Una de las virtudes fundamentales de la democracia, ha dicho el filósofo catalán Xavier Rubert de Ventós es precisamente que mantiene el divorcio entre la relación institucional y la relación personal. El caudillismo reenciende la llama emotiva de la política: pretende activar de nuevo la lealtad afectiva y restituir ese vínculo emocional que, como el amor, no acepta prohibiciones. Se habla así del matrimonio de la Nación y su conductor. Frente a esa funesta ilusión, la democracia acepta su frialdad: separa afecto y ley. En su Ética sin atributos (Anagrama, 1997) Rubert de Ventós defiende esa ruptura esencial. Su manifiesto exige el desamor para la política. Para que una República funcione, lo público debe mantenerse a salvo de los sentimientos. Bajo la democracia, el vínculo entre Gobierno y sociedad es el de la representación electoral. Sólo se entiende como un encargo, nunca como una devoción. Reconocer al poder político, respaldarlo incluso, no implica adorarlo. Y reconocerse parte de una sociedad, no supone el ignorar diferencias o abdicar a los antagonismos bajo el discurso de la fraternidad patriótica. El conflicto, el desacuerdo, las antipatías y aversiones son parte vital de una sociedad vital. Sólo el conservadurismo más terco podría condenar esas tensiones y emociones sociales como traiciones a los deberes del amor.
Efectivamente, la cuna de ese sentimentalismo que busca restituir la base emocional de la política es abiertamente conservadora. Pero los conservadores lo han hecho tradicionalmente a partir de un afecto quizá más constante y menos subversivo que el amor: la amistad.
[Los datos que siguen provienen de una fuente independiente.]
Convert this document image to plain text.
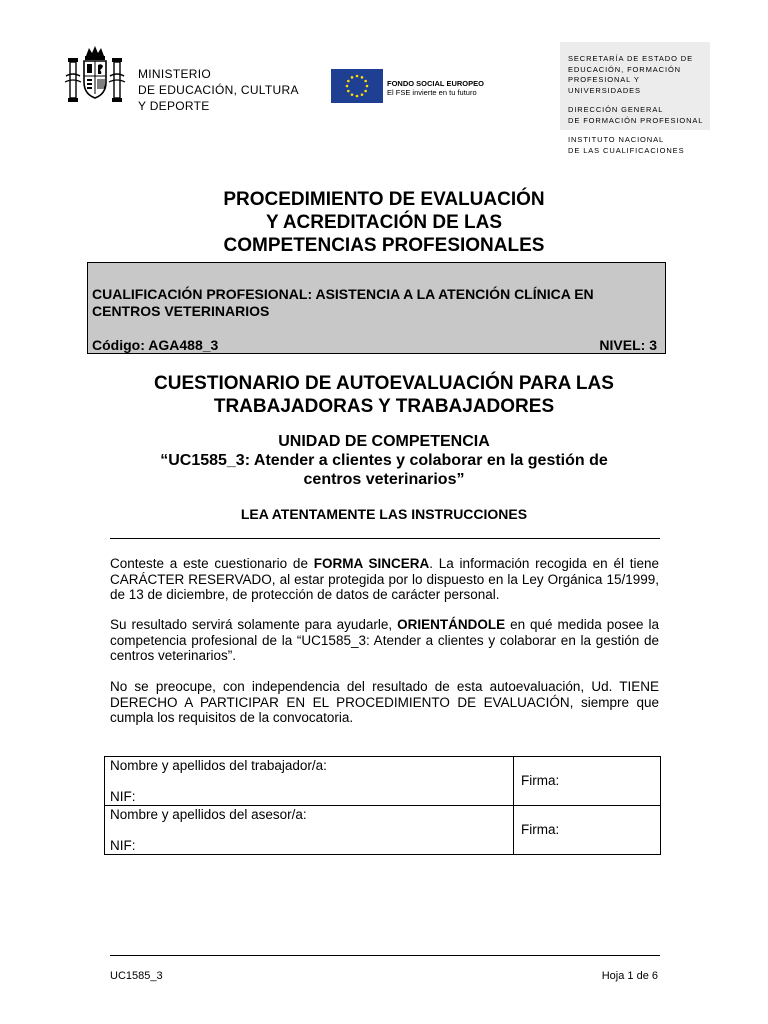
MINISTERIO
DE EDUCACIÓN, CULTURA
Y DEPORTE
FONDO SOCIAL EUROPEO
El FSE invierte en tu futuro
SECRETARÍA DE ESTADO DE
EDUCACIÓN, FORMACIÓN
PROFESIONAL Y
UNIVERSIDADES
DIRECCIÓN GENERAL
DE FORMACIÓN PROFESIONAL
INSTITUTO NACIONAL
DE LAS CUALIFICACIONES
PROCEDIMIENTO DE EVALUACIÓN
Y ACREDITACIÓN DE LAS
COMPETENCIAS PROFESIONALES
CUALIFICACIÓN PROFESIONAL: ASISTENCIA A LA ATENCIÓN CLÍNICA EN CENTROS VETERINARIOS
Código: AGA488_3	NIVEL: 3
CUESTIONARIO DE AUTOEVALUACIÓN PARA LAS
TRABAJADORAS Y TRABAJADORES
UNIDAD DE COMPETENCIA
“UC1585_3: Atender a clientes y colaborar en la gestión de
centros veterinarios”
LEA ATENTAMENTE LAS INSTRUCCIONES
Conteste a este cuestionario de FORMA SINCERA. La información recogida en él tiene CARÁCTER RESERVADO, al estar protegida por lo dispuesto en la Ley Orgánica 15/1999, de 13 de diciembre, de protección de datos de carácter personal.
Su resultado servirá solamente para ayudarle, ORIENTÁNDOLE en qué medida posee la competencia profesional de la “UC1585_3: Atender a clientes y colaborar en la gestión de centros veterinarios”.
No se preocupe, con independencia del resultado de esta autoevaluación, Ud. TIENE DERECHO A PARTICIPAR EN EL PROCEDIMIENTO DE EVALUACIÓN, siempre que cumpla los requisitos de la convocatoria.
Nombre y apellidos del trabajador/a:
NIF:	Firma:

Nombre y apellidos del asesor/a:
NIF:	Firma:
UC1585_3	Hoja 1 de 6
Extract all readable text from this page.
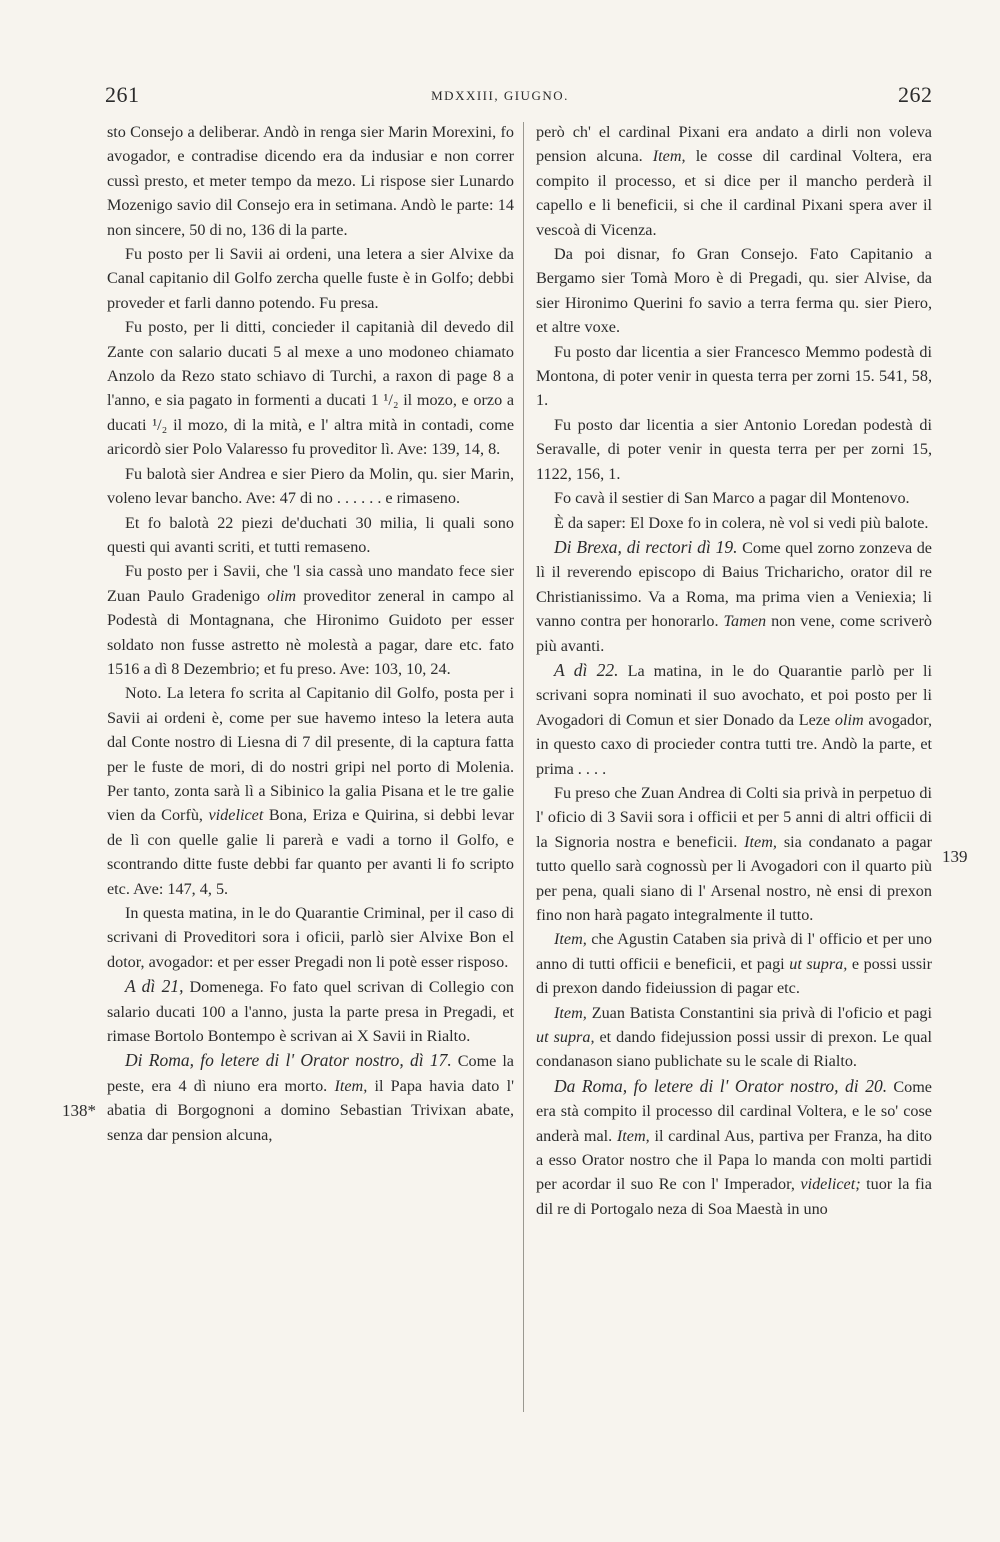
261	MDXXIII, GIUGNO.	262
138*
139

sto Consejo a deliberar. Andò in renga sier Marin Morexini, fo avogador, e contradise dicendo era da indusiar e non correr cussì presto, et meter tempo da mezo. Li rispose sier Lunardo Mozenigo savio dil Consejo era in setimana. Andò le parte: 14 non sincere, 50 di no, 136 di la parte.

Fu posto per li Savii ai ordeni, una letera a sier Alvixe da Canal capitanio dil Golfo zercha quelle fuste è in Golfo; debbi proveder et farli danno potendo. Fu presa.

Fu posto, per li ditti, concieder il capitanià dil devedo dil Zante con salario ducati 5 al mexe a uno modoneo chiamato Anzolo da Rezo stato schiavo di Turchi, a raxon di page 8 a l'anno, e sia pagato in formenti a ducati 1 ¹/₂ il mozo, e orzo a ducati ¹/₂ il mozo, di la mità, e l' altra mità in contadi, come aricordò sier Polo Valaresso fu proveditor lì. Ave: 139, 14, 8.

Fu balotà sier Andrea e sier Piero da Molin, qu. sier Marin, voleno levar bancho. Ave: 47 di no . . . . . . e rimaseno.

Et fo balotà 22 piezi de'duchati 30 milia, li quali sono questi qui avanti scriti, et tutti remaseno.

Fu posto per i Savii, che 'l sia cassà uno mandato fece sier Zuan Paulo Gradenigo olim proveditor zeneral in campo al Podestà di Montagnana, che Hironimo Guidoto per esser soldato non fusse astretto nè molestà a pagar, dare etc. fato 1516 a dì 8 Dezembrio; et fu preso. Ave: 103, 10, 24.

Noto. La letera fo scrita al Capitanio dil Golfo, posta per i Savii ai ordeni è, come per sue havemo inteso la letera auta dal Conte nostro di Liesna di 7 dil presente, di la captura fatta per le fuste de mori, di do nostri gripi nel porto di Molenia. Per tanto, zonta sarà lì a Sibinico la galia Pisana et le tre galie vien da Corfù, videlicet Bona, Eriza e Quirina, si debbi levar de lì con quelle galie li parerà e vadi a torno il Golfo, e scontrando ditte fuste debbi far quanto per avanti li fo scripto etc. Ave: 147, 4, 5.

In questa matina, in le do Quarantie Criminal, per il caso di scrivani di Proveditori sora i oficii, parlò sier Alvixe Bon el dotor, avogador: et per esser Pregadi non li potè esser risposo.

A dì 21, Domenega. Fo fato quel scrivan di Collegio con salario ducati 100 a l'anno, justa la parte presa in Pregadi, et rimase Bortolo Bontempo è scrivan ai X Savii in Rialto.

Di Roma, fo letere di l' Orator nostro, dì 17. Come la peste, era 4 dì niuno era morto. Item, il Papa havia dato l' abatia di Borgognoni a domino Sebastian Trivixan abate, senza dar pension alcuna,

però ch' el cardinal Pixani era andato a dirli non voleva pension alcuna. Item, le cosse dil cardinal Voltera, era compito il processo, et si dice per il mancho perderà il capello e li beneficii, si che il cardinal Pixani spera aver il vescoà di Vicenza.

Da poi disnar, fo Gran Consejo. Fato Capitanio a Bergamo sier Tomà Moro è di Pregadi, qu. sier Alvise, da sier Hironimo Querini fo savio a terra ferma qu. sier Piero, et altre voxe.

Fu posto dar licentia a sier Francesco Memmo podestà di Montona, di poter venir in questa terra per zorni 15. 541, 58, 1.

Fu posto dar licentia a sier Antonio Loredan podestà di Seravalle, di poter venir in questa terra per per zorni 15, 1122, 156, 1.

Fo cavà il sestier di San Marco a pagar dil Montenovo.

È da saper: El Doxe fo in colera, nè vol si vedi più balote.

Di Brexa, di rectori dì 19. Come quel zorno zonzeva de lì il reverendo episcopo di Baius Tricharicho, orator dil re Christianissimo. Va a Roma, ma prima vien a Veniexia; li vanno contra per honorarlo. Tamen non vene, come scriverò più avanti.

A dì 22. La matina, in le do Quarantie parlò per li scrivani sopra nominati il suo avochato, et poi posto per li Avogadori di Comun et sier Donado da Leze olim avogador, in questo caxo di procieder contra tutti tre. Andò la parte, et prima . . . .

Fu preso che Zuan Andrea di Colti sia privà in perpetuo di l' oficio di 3 Savii sora i officii et per 5 anni di altri officii di la Signoria nostra e beneficii. Item, sia condanato a pagar tutto quello sarà cognossù per li Avogadori con il quarto più per pena, quali siano di l' Arsenal nostro, nè ensi di prexon fino non harà pagato integralmente il tutto.

Item, che Agustin Cataben sia privà di l' officio et per uno anno di tutti officii e beneficii, et pagi ut supra, e possi ussir di prexon dando fideiussion di pagar etc.

Item, Zuan Batista Constantini sia privà di l'oficio et pagi ut supra, et dando fidejussion possi ussir di prexon. Le qual condanason siano publichate su le scale di Rialto.

Da Roma, fo letere di l' Orator nostro, di 20. Come era stà compito il processo dil cardinal Voltera, e le so' cose anderà mal. Item, il cardinal Aus, partiva per Franza, ha dito a esso Orator nostro che il Papa lo manda con molti partidi per acordar il suo Re con l' Imperador, videlicet; tuor la fia dil re di Portogalo neza di Soa Maestà in uno
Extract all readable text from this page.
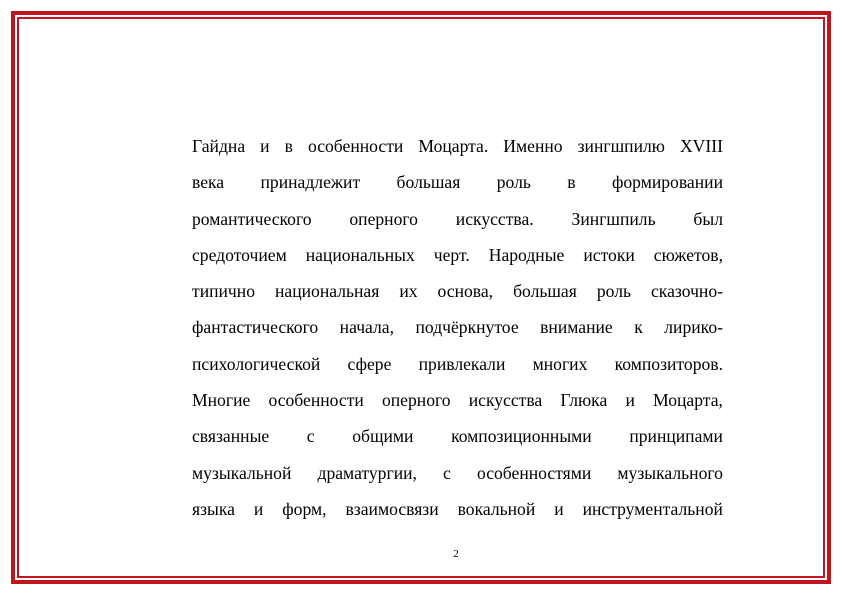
Гайдна и в особенности Моцарта. Именно зингшпилю XVIII
века принадлежит большая роль в формировании
романтического оперного искусства. Зингшпиль был
средоточием национальных черт. Народные истоки сюжетов,
типично национальная их основа, большая роль сказочно-
фантастического начала, подчёркнутое внимание к лирико-
психологической сфере привлекали многих композиторов.
Многие особенности оперного искусства Глюка и Моцарта,
связанные с общими композиционными принципами
музыкальной драматургии, с особенностями музыкального
языка и форм, взаимосвязи вокальной и инструментальной
2
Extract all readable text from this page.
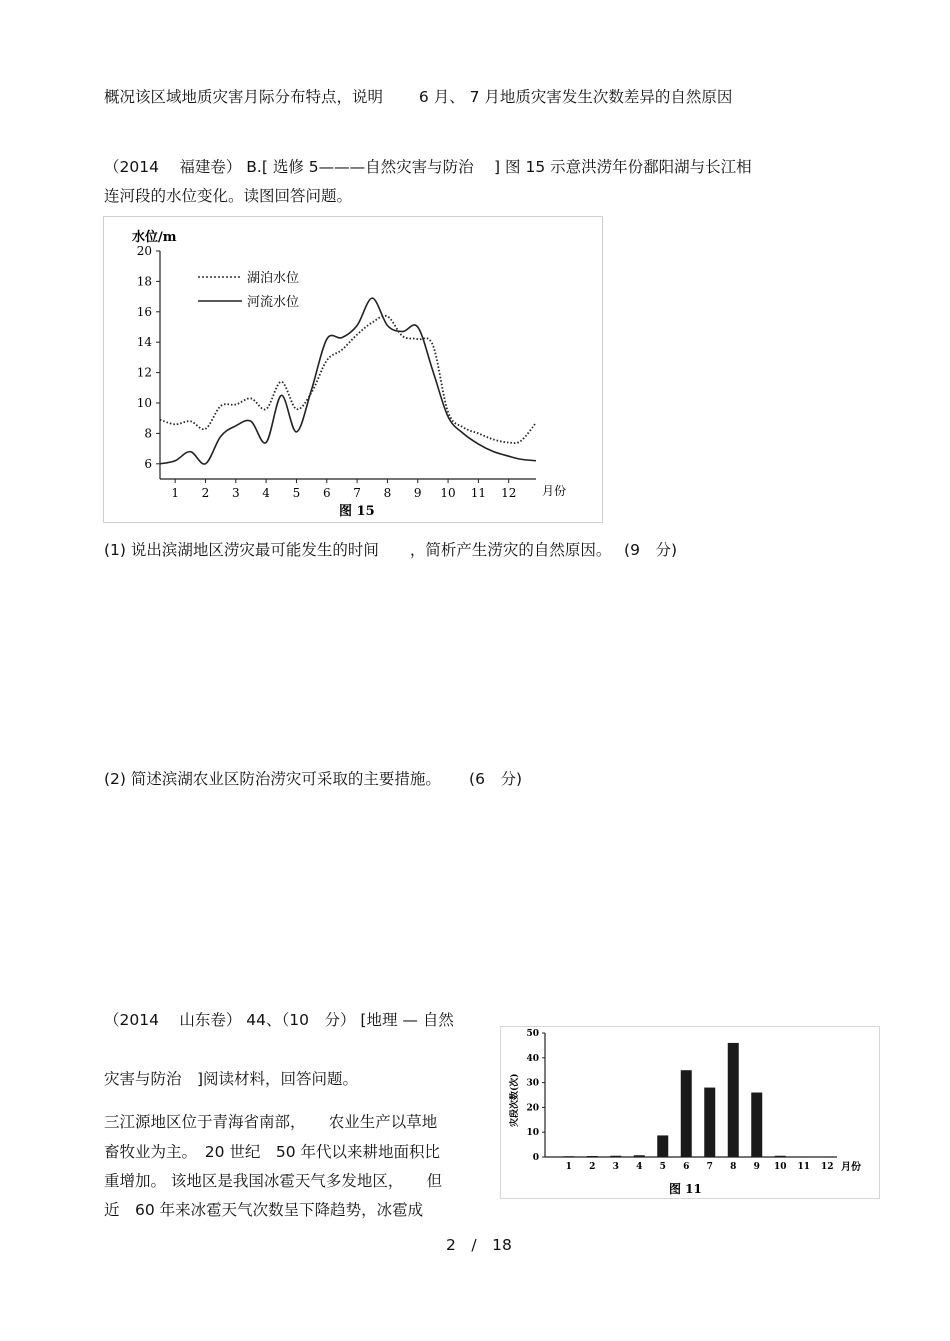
概况该区域地质灾害月际分布特点，说明　　 6 月、 7 月地质灾害发生次数差异的自然原因
（2014　 福建卷） B.[ 选修 5———自然灾害与防治　 ] 图 15 示意洪涝年份鄱阳湖与长江相
连河段的水位变化。读图回答问题。
水位/m
月份
图 15
6
8
10
12
14
16
18
20
1 2 3 4 5 6 7 8 9 10 11 12
湖泊水位
河流水位
(1) 说出滨湖地区涝灾最可能发生的时间　　，简析产生涝灾的自然原因。　 (9　分)
(2) 简述滨湖农业区防治涝灾可采取的主要措施。　　 (6　分)
（2014　 山东卷） 44、（10　分） [地理 — 自然
灾害与防治　]阅读材料，回答问题。
三江源地区位于青海省南部，　　农业生产以草地
畜牧业为主。　20 世纪　50 年代以来耕地面积比
重增加。 该地区是我国冰雹天气多发地区，　　但
近　60 年来冰雹天气次数呈下降趋势，冰雹成
灾段次数(次)
月份
图 11
0
10
20
30
40
50
1 2 3 4 5 6 7 8 9 10 11 12
2　/　18
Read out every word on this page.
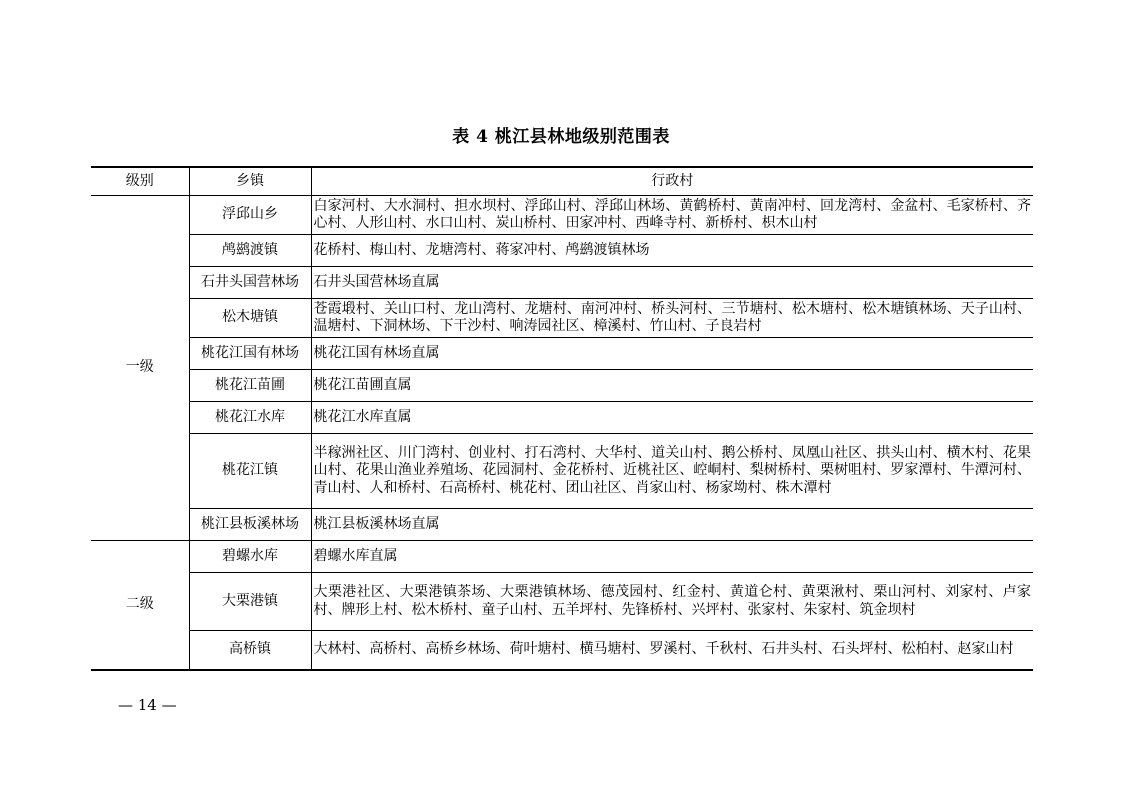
表 4 桃江县林地级别范围表
级别	乡镇	行政村
一级	浮邱山乡	白家河村、大水洞村、担水坝村、浮邱山村、浮邱山林场、黄鹤桥村、黄南冲村、回龙湾村、金盆村、毛家桥村、齐心村、人形山村、水口山村、炭山桥村、田家冲村、西峰寺村、新桥村、枳木山村
	鸬鹚渡镇	花桥村、梅山村、龙塘湾村、蒋家冲村、鸬鹚渡镇林场
	石井头国营林场	石井头国营林场直属
	松木塘镇	苍霞塅村、关山口村、龙山湾村、龙塘村、南河冲村、桥头河村、三节塘村、松木塘村、松木塘镇林场、天子山村、温塘村、下洞林场、下干沙村、响涛园社区、樟溪村、竹山村、子良岩村
	桃花江国有林场	桃花江国有林场直属
	桃花江苗圃	桃花江苗圃直属
	桃花江水库	桃花江水库直属
	桃花江镇	半稼洲社区、川门湾村、创业村、打石湾村、大华村、道关山村、鹅公桥村、凤凰山社区、拱头山村、横木村、花果山村、花果山渔业养殖场、花园洞村、金花桥村、近桃社区、崆峒村、梨树桥村、栗树咀村、罗家潭村、牛潭河村、青山村、人和桥村、石高桥村、桃花村、团山社区、肖家山村、杨家坳村、株木潭村
	桃江县板溪林场	桃江县板溪林场直属
二级	碧螺水库	碧螺水库直属
	大栗港镇	大栗港社区、大栗港镇茶场、大栗港镇林场、德茂园村、红金村、黄道仑村、黄栗湫村、栗山河村、刘家村、卢家村、牌形上村、松木桥村、童子山村、五羊坪村、先锋桥村、兴坪村、张家村、朱家村、筑金坝村
	高桥镇	大林村、高桥村、高桥乡林场、荷叶塘村、横马塘村、罗溪村、千秋村、石井头村、石头坪村、松柏村、赵家山村
— 14 —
La República ideal se concibe como una República de amigos. Ése es, en efecto, el modelo de la política conservadora: una política de amistad, encariñada con todo lo existente, una política apegada a las tradiciones y respetuosa de las herencias. Una política que no se pelea con nadie porque a todos ama por igual. Una política tan afable con los débiles como con los poderosos. La política de la amistad es aquella que está atenta a todos pero no quiere cambiar nada porque hacerlo sería un acto de hostilidad contra algunos. Por ello esta política beatífica es la divisa básica del conservadurismo: conversar con las circunstancias, no pelear nunca con nadie para cambiar la realidad.
La democracia no es la alcoba de los amorosos ni un callejón de odio. En democracia hay lugar para el acuerdo pero también hay sitio para el conflicto. Es un espacio común que permite la expresión de las discrepancias y el descubrimiento de las coincidencias. No es la conquista amorosa de lo público, sino muralla que separa lo íntimo de lo político.